Melanie Deziel: [00:26:56] It really is, yes.
First Steps for Building Greater Trust for Brands and Products
Jeff Cobb: [00:26:58] I suspect that any learning business professional, leader who’s listening to this is going to say, “Yes, great. I get it. We need to build trust. So let’s get to it.” What’s the first step? What do organizations need to do to assess where they are right now and then start moving forward?
Melanie Deziel: [00:27:16] There are lots of ways that you can get very technical about this. There are agencies you can hire who will do brand perception studies and all of these kinds of things. If that’s how you operate, if you have the budget and the time, by all means go for it. But, for a lot of us who are working with leaner resources, that’s not really within reach, and so we have to take a little bit more of a scrappy approach. And what I would say is your first step is probably to take a look at what you would consider to be your major assets and your major messaging. So, if you have a Web site where you do most of your sales, for example, or if most of your leads come from social media, look for the most impactful place, and then I would audit the types of claims that you are making there. For example, you might see, “Oh, when we’re on social media, we talk a lot about convenience, but we don’t actually quantify the time anywhere. Maybe we should talk about how many hours per week, per month, per year, so we can give that some more oomph, give it some more backup.” I think that’s really your first step. Identify those major communication points, those hubs of major impact, and then see what kind of claims you’re making so you can see where you might need to put a little more seasoning of evidence on there to up your game a little bit.

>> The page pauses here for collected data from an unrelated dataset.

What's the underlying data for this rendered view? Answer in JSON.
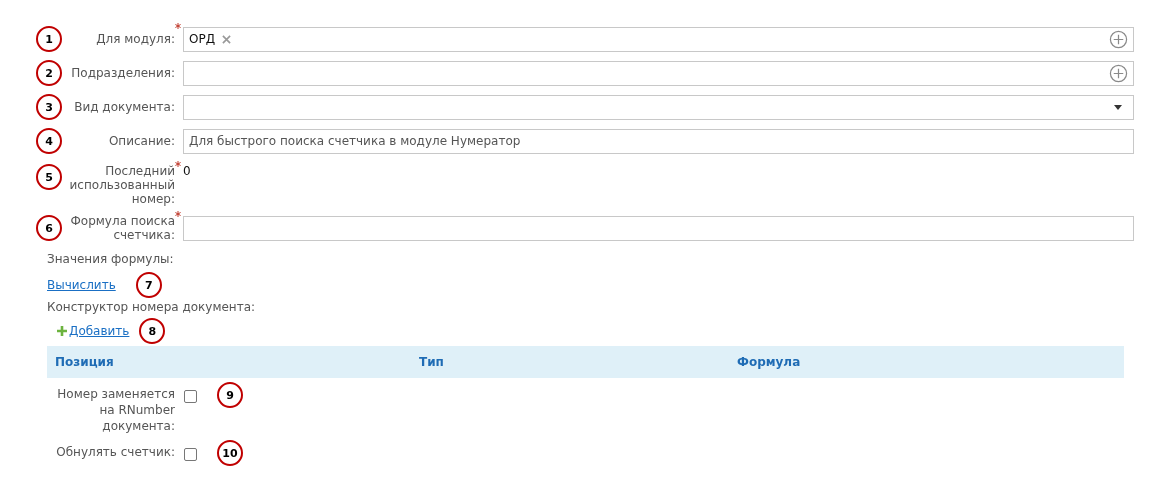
{
  "fields": [
    {
      "marker": "1",
      "label": "Для модуля:",
      "required": true,
      "kind": "tags",
      "tags": [
        "ОРД"
      ]
    },
    {
      "marker": "2",
      "label": "Подразделения:",
      "required": false,
      "kind": "picker"
    },
    {
      "marker": "3",
      "label": "Вид документа:",
      "required": false,
      "kind": "select"
    },
    {
      "marker": "4",
      "label": "Описание:",
      "required": false,
      "kind": "text",
      "value": "Для быстрого поиска счетчика в модуле Нумератор"
    },
    {
      "marker": "5",
      "label": "Последний использованный номер:",
      "required": true,
      "kind": "value",
      "value": "0"
    },
    {
      "marker": "6",
      "label": "Формула поиска счетчика:",
      "required": true,
      "kind": "text"
    }
  ],
  "formula_values_label": "Значения формулы:",
  "calculate_link": {
    "label": "Вычислить",
    "marker": "7"
  },
  "constructor_label": "Конструктор номера документа:",
  "add_link": {
    "label": "Добавить",
    "marker": "8"
  },
  "table": {
    "columns": [
      "Позиция",
      "Тип",
      "Формула"
    ]
  },
  "checkboxes": [
    {
      "label": "Номер заменяется на RNumber документа:",
      "checked": false,
      "marker": "9"
    },
    {
      "label": "Обнулять счетчик:",
      "checked": false,
      "marker": "10"
    }
  ]
}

Approach to Lifelong Learning
Jeff Cobb: [00:28:24] We’re all about learning here at Leading Learning, obviously. That’s the name of the podcast. And, because of that, we always like to ask guests who come on the show about their own approach to lifelong learning. And I know you think of yourself as a lifelong learner. I know you are a lifelong learner. So what are some of your specific habits, practices, sources for continuing to grow professionally and personally, for that matter?
Melanie Deziel: [00:28:48] I am a huge audiobook nerd. That is my number-one source of learning probably because I’ve got a little one. I’m on the go, and so the amount of time I have in the car, on a plane, wherever, is much better, and I’m able to get a lot more reading done that way. So the way to my heart is usually through Audible or the Libby app. This is another one I love to tell people about. Your library likely has a relationship with the app called Libby, where you can rent audiobooks for free from your library, just like you would with a physical book. Those are my go-tos: Audible and Libby. And the other thing is I have a really firm policy that, if you are not getting new intake, you cannot create new output. And so, for me, I try really hard to force myself outside of typical genres. Even if I read every business book in the world, I’m still going to be missing so much broader context for humans and psychology and interpersonal relationships and history. I feel really strongly about going outside the algorithm when you can and trying to consume, whether it’s music, movies, TV, books, whatever that’s outside of where your comfort zone is because you get so much better outside context when you’re mixing in new ingredients. So those are some of my go-tos for my approach to learning.
Celisa Steele: [00:30:10] Melanie Deziel is a keynote speaker, co-author of Prove It: Exactly How Modern Marketers Earn Trust, co-founder of the Creator Kitchen mastermind, and a generally savvy thinker and content creator.